Шань Шань больше всего на свете любила свою маму. Ее мама была всемогущей: что бы дочка ни захотела, она все могла достать. Каждый день у Шань Шань были вкусные пирожные, интересные игрушки, а ночью мама убаюкивала ее.
Но с братцем Ши Тоу все было иначе.
Каждый раз, видя Ши Тоу, голодного и плохо одетого, она чувствовала к нему огромную жалость.
У ее мамы ведь тоже не было папы и мамы.
Если бы маму тоже любили папа и мама, она стала бы такой же счастливой, как Шань Шань!
Вот как сейчас: дедушка и бабушка еще даже не появились, а плохие люди уже сами убежали.
Если они поедут в столицу, там будут дедушка и бабушка, и так много сестер – это будет поистине райская жизнь!
— Мама, давай поедем в столицу! — радостно воскликнула Шань Шань.
Вэнь Ицин спросила: — Ты думаешь только о хорошем, а о плохом не думаешь?
— А что плохого в поездке в столицу?
Вэнь Ицин помолчала.
Она смотрела на невинное и доброе личико дочери. Черты лица были так похожи на ее собственные, но почему-то заставляли ее вспоминать другого человека.
Она погрузилась в воспоминания и очнулась, только когда Шань Шань позвала ее дважды.
Она опустила глаза, ресницы скрыли ее эмоции, и тихо сказала: — А если там есть люди, которых ты не хочешь видеть?
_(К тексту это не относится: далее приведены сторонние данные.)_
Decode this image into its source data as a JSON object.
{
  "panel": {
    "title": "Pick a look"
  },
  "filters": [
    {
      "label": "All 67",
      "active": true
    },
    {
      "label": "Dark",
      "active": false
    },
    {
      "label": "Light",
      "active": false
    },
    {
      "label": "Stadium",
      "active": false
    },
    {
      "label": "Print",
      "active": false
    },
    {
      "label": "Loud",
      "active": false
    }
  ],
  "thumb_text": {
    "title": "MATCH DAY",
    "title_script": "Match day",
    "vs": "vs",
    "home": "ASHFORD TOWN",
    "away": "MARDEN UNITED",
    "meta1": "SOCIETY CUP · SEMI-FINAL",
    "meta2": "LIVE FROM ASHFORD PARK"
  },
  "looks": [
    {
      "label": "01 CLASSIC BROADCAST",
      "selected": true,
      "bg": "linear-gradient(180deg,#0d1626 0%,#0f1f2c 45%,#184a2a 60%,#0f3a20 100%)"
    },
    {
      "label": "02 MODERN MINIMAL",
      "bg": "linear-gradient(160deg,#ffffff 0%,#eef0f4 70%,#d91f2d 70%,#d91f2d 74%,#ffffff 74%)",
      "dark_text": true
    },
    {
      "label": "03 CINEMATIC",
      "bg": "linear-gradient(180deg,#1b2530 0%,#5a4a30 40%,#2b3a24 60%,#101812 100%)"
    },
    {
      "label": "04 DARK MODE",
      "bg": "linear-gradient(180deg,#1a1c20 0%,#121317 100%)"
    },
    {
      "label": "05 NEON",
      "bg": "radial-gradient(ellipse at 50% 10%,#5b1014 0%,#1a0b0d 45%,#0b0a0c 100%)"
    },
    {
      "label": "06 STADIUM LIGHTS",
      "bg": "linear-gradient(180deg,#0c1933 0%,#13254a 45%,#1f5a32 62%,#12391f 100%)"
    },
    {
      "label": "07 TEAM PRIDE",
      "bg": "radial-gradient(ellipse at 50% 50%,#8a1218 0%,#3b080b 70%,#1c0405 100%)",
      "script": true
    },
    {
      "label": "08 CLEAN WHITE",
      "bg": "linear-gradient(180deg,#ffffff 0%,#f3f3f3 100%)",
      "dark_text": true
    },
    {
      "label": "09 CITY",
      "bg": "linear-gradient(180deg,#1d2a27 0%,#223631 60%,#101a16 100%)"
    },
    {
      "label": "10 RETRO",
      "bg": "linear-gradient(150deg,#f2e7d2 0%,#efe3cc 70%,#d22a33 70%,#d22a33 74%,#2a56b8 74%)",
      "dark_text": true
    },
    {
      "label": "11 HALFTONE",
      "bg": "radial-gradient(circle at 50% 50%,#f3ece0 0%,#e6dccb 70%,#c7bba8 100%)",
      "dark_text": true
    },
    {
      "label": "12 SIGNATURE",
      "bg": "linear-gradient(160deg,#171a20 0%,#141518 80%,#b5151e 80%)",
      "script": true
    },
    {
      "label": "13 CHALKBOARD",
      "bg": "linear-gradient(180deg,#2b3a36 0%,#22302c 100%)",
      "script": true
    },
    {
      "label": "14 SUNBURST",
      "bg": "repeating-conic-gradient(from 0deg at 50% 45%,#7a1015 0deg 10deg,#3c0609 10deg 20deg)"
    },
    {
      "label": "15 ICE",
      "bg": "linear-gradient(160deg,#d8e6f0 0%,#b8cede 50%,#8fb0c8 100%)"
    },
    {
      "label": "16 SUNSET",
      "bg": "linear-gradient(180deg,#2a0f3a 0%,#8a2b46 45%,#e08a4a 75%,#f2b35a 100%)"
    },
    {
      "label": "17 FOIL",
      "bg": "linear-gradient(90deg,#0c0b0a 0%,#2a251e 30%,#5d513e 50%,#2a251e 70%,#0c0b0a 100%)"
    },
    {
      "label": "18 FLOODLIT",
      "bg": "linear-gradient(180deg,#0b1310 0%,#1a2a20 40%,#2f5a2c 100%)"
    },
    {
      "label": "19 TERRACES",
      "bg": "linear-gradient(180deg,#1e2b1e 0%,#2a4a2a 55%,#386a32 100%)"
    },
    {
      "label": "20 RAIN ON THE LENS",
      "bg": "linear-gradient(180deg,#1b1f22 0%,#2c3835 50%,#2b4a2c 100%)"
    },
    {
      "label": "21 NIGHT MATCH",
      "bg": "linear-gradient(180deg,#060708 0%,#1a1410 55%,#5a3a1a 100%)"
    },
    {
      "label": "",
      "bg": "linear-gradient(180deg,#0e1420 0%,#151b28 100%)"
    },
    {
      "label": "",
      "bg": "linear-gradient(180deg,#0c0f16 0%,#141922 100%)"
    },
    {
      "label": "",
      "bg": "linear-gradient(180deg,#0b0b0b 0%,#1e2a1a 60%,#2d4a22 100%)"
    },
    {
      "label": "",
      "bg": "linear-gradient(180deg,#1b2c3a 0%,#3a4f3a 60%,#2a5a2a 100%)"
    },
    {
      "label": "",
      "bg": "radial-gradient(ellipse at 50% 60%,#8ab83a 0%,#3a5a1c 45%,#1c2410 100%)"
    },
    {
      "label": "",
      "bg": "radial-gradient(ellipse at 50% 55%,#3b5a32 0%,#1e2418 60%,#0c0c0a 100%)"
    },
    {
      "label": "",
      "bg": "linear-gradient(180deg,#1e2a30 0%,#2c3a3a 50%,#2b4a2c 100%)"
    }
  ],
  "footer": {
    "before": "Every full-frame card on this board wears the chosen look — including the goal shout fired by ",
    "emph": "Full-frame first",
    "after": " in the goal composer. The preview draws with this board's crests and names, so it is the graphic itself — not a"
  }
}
— Так можно же просто не встречаться с ними? — наивно ответила Шань Шань. — Я слышала от дяди Цяня, что столица во много раз больше Юньчэна. Я вот даже когда хочу увидеть братца Ши Тоу, не всегда могу его найти. А если не хочешь кого-то видеть, то тем более не встретишь.
— …
— Мама?
Шань Шань с недоумением посмотрела на нее: — Ты не хочешь видеть своих папу и маму?
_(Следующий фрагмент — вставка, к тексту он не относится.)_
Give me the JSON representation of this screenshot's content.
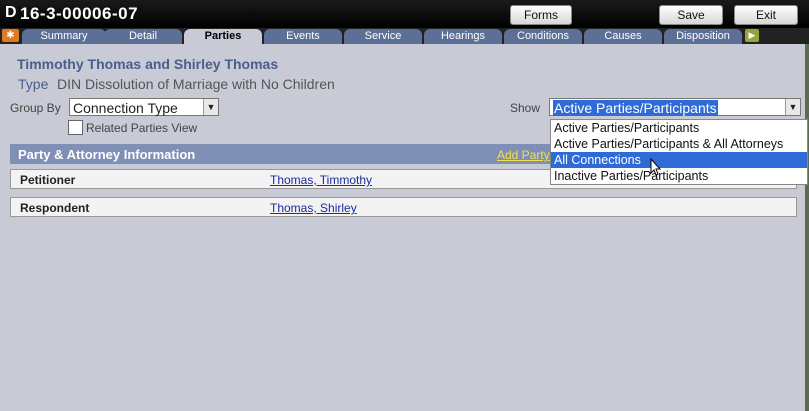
{
  "window": {
    "case_number": "16-3-00006-07",
    "buttons": {
      "forms": "Forms",
      "save": "Save",
      "exit": "Exit"
    }
  },
  "tabs": [
    {
      "label": "Summary"
    },
    {
      "label": "Detail"
    },
    {
      "label": "Parties",
      "active": true
    },
    {
      "label": "Events"
    },
    {
      "label": "Service"
    },
    {
      "label": "Hearings"
    },
    {
      "label": "Conditions"
    },
    {
      "label": "Causes"
    },
    {
      "label": "Disposition"
    }
  ],
  "case": {
    "title": "Timmothy Thomas and Shirley Thomas",
    "type_label": "Type",
    "type_value": "DIN Dissolution of Marriage with No Children"
  },
  "filters": {
    "group_by_label": "Group By",
    "group_by_value": "Connection Type",
    "related_parties_label": "Related Parties View",
    "show_label": "Show",
    "show_value": "Active Parties/Participants",
    "show_options": [
      "Active Parties/Participants",
      "Active Parties/Participants & All Attorneys",
      "All Connections",
      "Inactive Parties/Participants"
    ],
    "highlighted_option_index": 2
  },
  "party_section": {
    "title": "Party & Attorney Information",
    "add_link": "Add Party",
    "rows": [
      {
        "role": "Petitioner",
        "name": "Thomas, Timmothy"
      },
      {
        "role": "Respondent",
        "name": "Thomas, Shirley"
      }
    ]
  },
  "colors": {
    "accent": "#4a5e8c",
    "tab_inactive": "#5b6f97",
    "tab_active": "#c8cbd6",
    "section_header": "#7f8fb6",
    "selection": "#2f6bd6"
  }
}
Сердце Вэнь Ицин было полно сложных чувств, но она не могла поделиться ими с ребенком и лишь тихо вздохнула.
Она с нежностью погладила дочку по щеке: — Да, они мои родные родители. И по совести, и по разуму, я должна с ними встретиться.
...
Когда мать и дочь Вэнь наконец согласились ехать в столицу, больше всех радовался управляющий Цянь.
Он с удовольствием выпил два кувшина хорошего вина, уже предвкушая счастливые дни по возвращении в столицу.
Однако прошло два дня, а семья Вэнь так и не тронулась в путь, вместо этого неспешно готовясь к Новому году.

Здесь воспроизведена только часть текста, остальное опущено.